Your monthly repayment is available in the form of a statement and can be viewed on the online portal of your credit card provider or as a letter in the post. Repayments are set up via a direct debit to ensure that the collections are handled smoothly and to avoid the account from going into arrears.
We understand that circumstances can change which mean that you may not be able to keep up with your credit card repayments. Such circumstances include changes in employment, an emergency expense or being paid late by your employer. However, if you have not yet taken out a credit card or are thinking about applying for a new one, it is important to understand the various consequences and risks if you miss repayment as highlighted below:
As soon as you miss repayment, you will be required to pay the interest rate on your card (usually 15-20%) plus a flat fee of around £12. Credit card companies make most of their profits by customers making late repayments so it is advisable to plan how you intend to repay before making purchases on your credit card.

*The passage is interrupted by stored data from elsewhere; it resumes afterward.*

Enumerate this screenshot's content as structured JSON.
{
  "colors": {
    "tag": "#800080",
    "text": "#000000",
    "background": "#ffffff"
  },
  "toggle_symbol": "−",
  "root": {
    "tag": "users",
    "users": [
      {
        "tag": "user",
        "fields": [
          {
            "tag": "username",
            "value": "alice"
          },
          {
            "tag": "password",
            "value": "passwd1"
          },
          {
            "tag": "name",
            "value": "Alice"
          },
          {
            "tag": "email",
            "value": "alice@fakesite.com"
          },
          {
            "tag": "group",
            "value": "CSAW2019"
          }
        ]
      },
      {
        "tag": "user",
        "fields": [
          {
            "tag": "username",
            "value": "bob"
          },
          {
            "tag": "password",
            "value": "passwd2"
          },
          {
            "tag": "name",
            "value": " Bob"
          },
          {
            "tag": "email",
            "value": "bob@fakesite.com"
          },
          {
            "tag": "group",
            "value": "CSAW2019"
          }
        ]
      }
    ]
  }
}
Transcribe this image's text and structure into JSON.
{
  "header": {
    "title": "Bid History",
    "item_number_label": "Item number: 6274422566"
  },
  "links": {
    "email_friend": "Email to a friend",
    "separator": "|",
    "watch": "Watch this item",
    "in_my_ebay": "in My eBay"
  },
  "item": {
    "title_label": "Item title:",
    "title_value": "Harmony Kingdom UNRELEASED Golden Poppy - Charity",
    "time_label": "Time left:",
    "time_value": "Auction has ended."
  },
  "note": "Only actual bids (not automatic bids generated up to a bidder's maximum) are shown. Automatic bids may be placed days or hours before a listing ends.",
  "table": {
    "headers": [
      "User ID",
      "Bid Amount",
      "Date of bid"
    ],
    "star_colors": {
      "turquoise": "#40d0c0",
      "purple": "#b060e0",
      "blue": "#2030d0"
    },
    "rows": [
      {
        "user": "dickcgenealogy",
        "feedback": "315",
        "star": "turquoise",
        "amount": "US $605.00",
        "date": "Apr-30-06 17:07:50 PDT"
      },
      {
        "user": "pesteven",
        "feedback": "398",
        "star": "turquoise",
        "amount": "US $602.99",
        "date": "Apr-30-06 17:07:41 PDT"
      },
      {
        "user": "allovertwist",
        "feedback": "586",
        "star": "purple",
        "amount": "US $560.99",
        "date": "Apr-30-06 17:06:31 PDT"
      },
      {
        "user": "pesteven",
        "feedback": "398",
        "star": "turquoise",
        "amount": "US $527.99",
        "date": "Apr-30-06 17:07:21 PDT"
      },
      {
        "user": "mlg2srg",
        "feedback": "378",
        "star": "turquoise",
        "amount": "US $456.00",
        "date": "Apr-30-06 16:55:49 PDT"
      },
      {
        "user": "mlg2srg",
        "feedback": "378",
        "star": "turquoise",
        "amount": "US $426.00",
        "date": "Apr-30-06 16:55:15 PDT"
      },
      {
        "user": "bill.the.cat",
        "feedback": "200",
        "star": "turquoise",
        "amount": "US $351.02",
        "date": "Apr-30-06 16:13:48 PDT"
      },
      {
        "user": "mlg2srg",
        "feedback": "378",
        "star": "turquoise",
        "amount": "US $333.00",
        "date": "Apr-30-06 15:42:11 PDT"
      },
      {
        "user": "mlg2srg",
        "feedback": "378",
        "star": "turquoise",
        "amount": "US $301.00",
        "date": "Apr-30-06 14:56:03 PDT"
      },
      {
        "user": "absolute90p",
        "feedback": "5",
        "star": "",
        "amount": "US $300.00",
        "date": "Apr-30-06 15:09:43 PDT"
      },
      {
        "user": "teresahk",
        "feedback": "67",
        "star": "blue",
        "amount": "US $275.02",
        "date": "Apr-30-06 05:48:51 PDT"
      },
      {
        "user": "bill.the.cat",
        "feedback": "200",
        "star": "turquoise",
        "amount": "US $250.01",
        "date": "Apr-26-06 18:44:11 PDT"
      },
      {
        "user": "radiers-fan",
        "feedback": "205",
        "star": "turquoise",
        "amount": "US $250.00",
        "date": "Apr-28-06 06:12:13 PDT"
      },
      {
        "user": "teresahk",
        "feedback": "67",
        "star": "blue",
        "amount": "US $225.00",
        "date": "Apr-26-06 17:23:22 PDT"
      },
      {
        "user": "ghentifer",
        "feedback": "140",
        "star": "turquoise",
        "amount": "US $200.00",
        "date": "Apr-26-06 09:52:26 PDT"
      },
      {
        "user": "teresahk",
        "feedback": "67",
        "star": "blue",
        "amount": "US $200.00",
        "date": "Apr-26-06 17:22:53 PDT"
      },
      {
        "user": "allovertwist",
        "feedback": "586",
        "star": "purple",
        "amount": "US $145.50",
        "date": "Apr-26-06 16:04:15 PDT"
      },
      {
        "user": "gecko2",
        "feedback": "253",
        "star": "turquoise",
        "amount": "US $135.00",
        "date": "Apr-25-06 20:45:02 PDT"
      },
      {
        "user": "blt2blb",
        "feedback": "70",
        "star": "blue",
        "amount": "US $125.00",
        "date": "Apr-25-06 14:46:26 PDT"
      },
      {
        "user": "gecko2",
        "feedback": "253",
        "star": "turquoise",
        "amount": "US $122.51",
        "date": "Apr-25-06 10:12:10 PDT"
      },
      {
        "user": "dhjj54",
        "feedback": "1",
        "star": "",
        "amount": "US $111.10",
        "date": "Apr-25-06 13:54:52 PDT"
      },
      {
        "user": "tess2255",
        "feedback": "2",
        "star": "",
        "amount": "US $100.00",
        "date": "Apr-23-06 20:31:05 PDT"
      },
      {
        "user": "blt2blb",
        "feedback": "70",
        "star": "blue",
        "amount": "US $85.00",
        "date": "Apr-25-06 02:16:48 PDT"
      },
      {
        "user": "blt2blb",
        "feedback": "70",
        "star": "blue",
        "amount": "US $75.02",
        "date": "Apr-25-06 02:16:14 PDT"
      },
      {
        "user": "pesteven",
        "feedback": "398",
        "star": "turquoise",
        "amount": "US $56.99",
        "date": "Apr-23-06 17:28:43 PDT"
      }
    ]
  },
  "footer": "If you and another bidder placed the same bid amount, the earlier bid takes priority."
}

If you recently received a new credit card or have been eligible for 0% interest, this means that you won’t have to pay any further interest if you miss repayment. However, 0% interest cards usually come with an introductory period (typically around 12 months) and once this expires, you will be charged an interest rate that is above average.
If you miss your monthly credit card repayment, it will negatively impact your credit score. The information that you defaulted on a payment is sent by the card provider to a credit reference agency such as Experian or Equifax. The reason for this is so if you were to apply for other forms of credit such as a cards or loans, any company that runs a credit check on your account will be able to see that you missed a repayment. This warns other credit providers to ensure that you are not offered more credit that you cannot afford.
In contrast, by repaying your credit card bills on time, the information will be fed back to the credit reference agencies and it will have a positive impact on your credit score.
The fact that missing repayment has a negative impact on your credit score, it may be more difficult to obtain finance and credit in the future. Of course, there are credit cards for bad credit and loans for customers with poor credit available but these usually come at a premium interest rate and the credit limit is reduced.
Those customers who have defaulted on payments may receive a reduced credit limit by their card issues. In an attempt to reduce their spending, customers may be given a stricter limit on how much they can spend each month. A reduced credit limit may apply for new credit cards too as card companies try to reduce the risk of a customer defaulting.
There are some detrimental effects to your credit limit and credit score if you miss the repayment of your credit cards. Potential defaulters are encouraged to speak to their credit card company and to follow other tips we have provided.